Understanding disease biology and the genomic landscape of the disease are key to the development of new, active and safe agents and predicting response depth and kinetics for each patient.
More than 90% of patients harbor a mutation in MYD88 gene, leading to the constitutive activation of downstream pathways, involving BTK-mediated signaling .
The treatment landscape has been changed with the introduction of BTK inhibitors and ibrutinib (the only EMA/FDA approved drug for the disease), the first-in-class drug has changed paved the way for new treatment approaches.
Emerging drugs for the treatment of the disease include second generation inhibitors, agents that target other molecules in the BCR signaling pathway, CXCR4 inhibitors, proteasome inhibitors and anti-CD38 antibodies.
The current research goal is to develop a non-genotoxic, fixed duration treatment, which can achieve prolonged disease control.

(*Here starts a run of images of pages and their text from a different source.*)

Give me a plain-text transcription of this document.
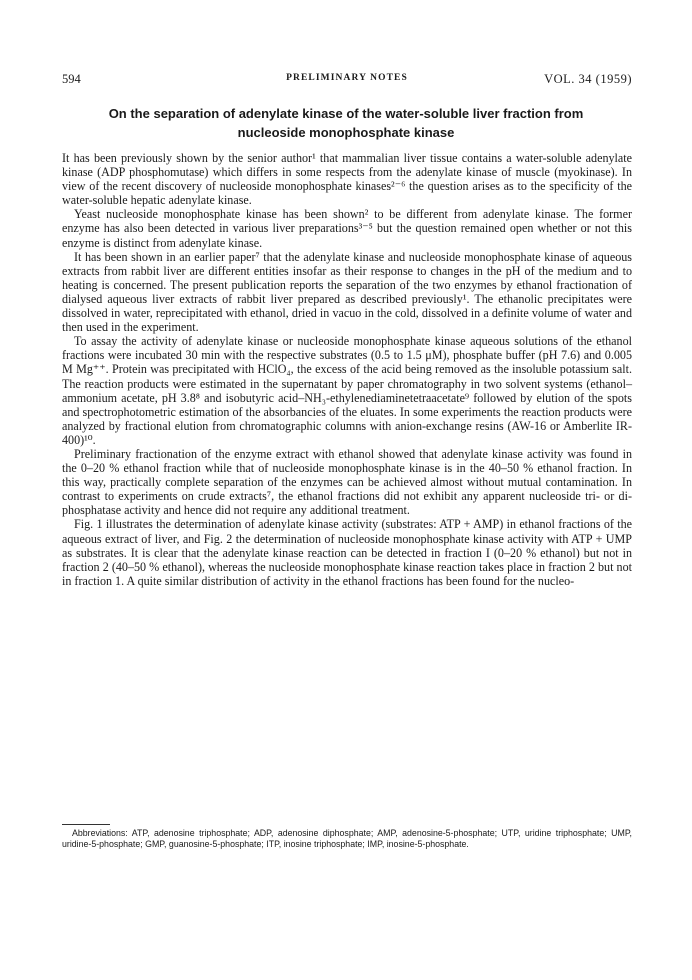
594	PRELIMINARY NOTES	VOL. 34 (1959)
On the separation of adenylate kinase of the water-soluble liver fraction from nucleoside monophosphate kinase

It has been previously shown by the senior author¹ that mammalian liver tissue contains a water-soluble adenylate kinase (ADP phosphomutase) which differs in some respects from the adenylate kinase of muscle (myokinase). In view of the recent discovery of nucleoside monophosphate kinases²⁻⁶ the question arises as to the specificity of the water-soluble hepatic adenylate kinase.

Yeast nucleoside monophosphate kinase has been shown² to be different from adenylate kinase. The former enzyme has also been detected in various liver preparations³⁻⁵ but the question remained open whether or not this enzyme is distinct from adenylate kinase.

It has been shown in an earlier paper⁷ that the adenylate kinase and nucleoside monophosphate kinase of aqueous extracts from rabbit liver are different entities insofar as their response to changes in the pH of the medium and to heating is concerned. The present publication reports the separation of the two enzymes by ethanol fractionation of dialysed aqueous liver extracts of rabbit liver prepared as described previously¹. The ethanolic precipitates were dissolved in water, reprecipitated with ethanol, dried in vacuo in the cold, dissolved in a definite volume of water and then used in the experiment.

To assay the activity of adenylate kinase or nucleoside monophosphate kinase aqueous solutions of the ethanol fractions were incubated 30 min with the respective substrates (0.5 to 1.5 μM), phosphate buffer (pH 7.6) and 0.005 M Mg⁺⁺. Protein was precipitated with HClO₄, the excess of the acid being removed as the insoluble potassium salt. The reaction products were estimated in the supernatant by paper chromatography in two solvent systems (ethanol–ammonium acetate, pH 3.8⁸ and isobutyric acid–NH₃-ethylenediaminetetraacetate⁹ followed by elution of the spots and spectrophotometric estimation of the absorbancies of the eluates. In some experiments the reaction products were analyzed by fractional elution from chromatographic columns with anion-exchange resins (AW-16 or Amberlite IR-400)¹⁰.

Preliminary fractionation of the enzyme extract with ethanol showed that adenylate kinase activity was found in the 0–20 % ethanol fraction while that of nucleoside monophosphate kinase is in the 40–50 % ethanol fraction. In this way, practically complete separation of the enzymes can be achieved almost without mutual contamination. In contrast to experiments on crude extracts⁷, the ethanol fractions did not exhibit any apparent nucleoside tri- or di-phosphatase activity and hence did not require any additional treatment.

Fig. 1 illustrates the determination of adenylate kinase activity (substrates: ATP + AMP) in ethanol fractions of the aqueous extract of liver, and Fig. 2 the determination of nucleoside monophosphate kinase activity with ATP + UMP as substrates. It is clear that the adenylate kinase reaction can be detected in fraction I (0–20 % ethanol) but not in fraction 2 (40–50 % ethanol), whereas the nucleoside monophosphate kinase reaction takes place in fraction 2 but not in fraction 1. A quite similar distribution of activity in the ethanol fractions has been found for the nucleo-

Abbreviations: ATP, adenosine triphosphate; ADP, adenosine diphosphate; AMP, adenosine-5-phosphate; UTP, uridine triphosphate; UMP, uridine-5-phosphate; GMP, guanosine-5-phosphate; ITP, inosine triphosphate; IMP, inosine-5-phosphate.
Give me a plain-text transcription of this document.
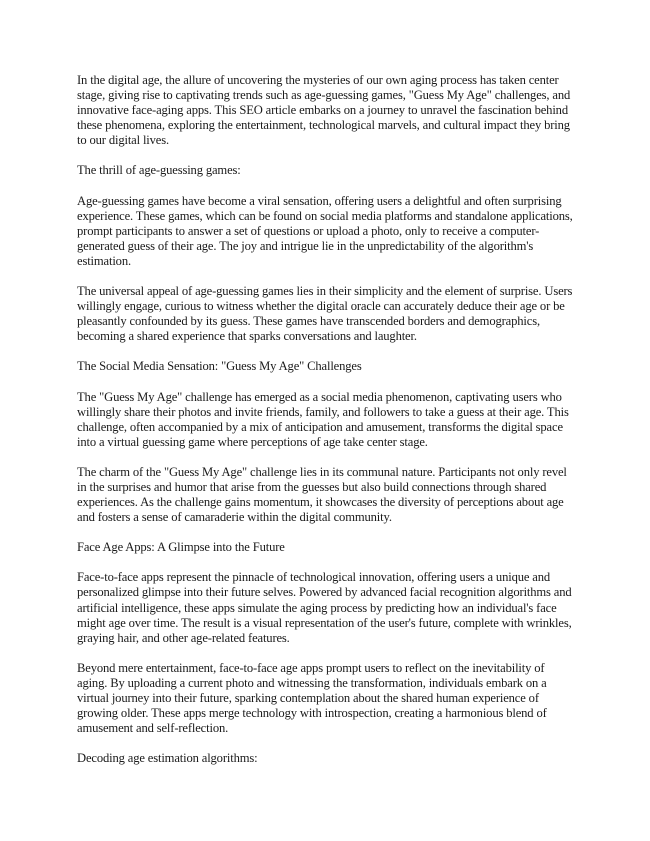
In the digital age, the allure of uncovering the mysteries of our own aging process has taken center stage, giving rise to captivating trends such as age-guessing games, "Guess My Age" challenges, and innovative face-aging apps. This SEO article embarks on a journey to unravel the fascination behind these phenomena, exploring the entertainment, technological marvels, and cultural impact they bring to our digital lives.

The thrill of age-guessing games:

Age-guessing games have become a viral sensation, offering users a delightful and often surprising experience. These games, which can be found on social media platforms and standalone applications, prompt participants to answer a set of questions or upload a photo, only to receive a computer-generated guess of their age. The joy and intrigue lie in the unpredictability of the algorithm's estimation.

The universal appeal of age-guessing games lies in their simplicity and the element of surprise. Users willingly engage, curious to witness whether the digital oracle can accurately deduce their age or be pleasantly confounded by its guess. These games have transcended borders and demographics, becoming a shared experience that sparks conversations and laughter.

The Social Media Sensation: "Guess My Age" Challenges

The "Guess My Age" challenge has emerged as a social media phenomenon, captivating users who willingly share their photos and invite friends, family, and followers to take a guess at their age. This challenge, often accompanied by a mix of anticipation and amusement, transforms the digital space into a virtual guessing game where perceptions of age take center stage.

The charm of the "Guess My Age" challenge lies in its communal nature. Participants not only revel in the surprises and humor that arise from the guesses but also build connections through shared experiences. As the challenge gains momentum, it showcases the diversity of perceptions about age and fosters a sense of camaraderie within the digital community.

Face Age Apps: A Glimpse into the Future

Face-to-face apps represent the pinnacle of technological innovation, offering users a unique and personalized glimpse into their future selves. Powered by advanced facial recognition algorithms and artificial intelligence, these apps simulate the aging process by predicting how an individual's face might age over time. The result is a visual representation of the user's future, complete with wrinkles, graying hair, and other age-related features.

Beyond mere entertainment, face-to-face age apps prompt users to reflect on the inevitability of aging. By uploading a current photo and witnessing the transformation, individuals embark on a virtual journey into their future, sparking contemplation about the shared human experience of growing older. These apps merge technology with introspection, creating a harmonious blend of amusement and self-reflection.

Decoding age estimation algorithms:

In the future the optimal therapeutic strategy will most likely be adopted to some extent to the mutational status of the patient. At the same time an optimal treatment combination could potentially allow treating the WM patient beyond that.
Declaration of interest
E Kastritis has received honoraria/personal fees from Amgen, Genesis Pharma, Janssen, Takeda and Prothena and research grants from Amgen and Janssen. MAD has received honoraria/personal fees from Amgen, BMS, Celgene, GSK, Janssen, Takeda. The authors have no other relevant affiliations or financial involvement with any organization or entity with a financial interest in or financial conflict with the subject matter or materials discussed in the manuscript apart from those disclosed.
Reviewer disclosures
Peer reviewers on this manuscript have no relevant financial or other relationships to disclose.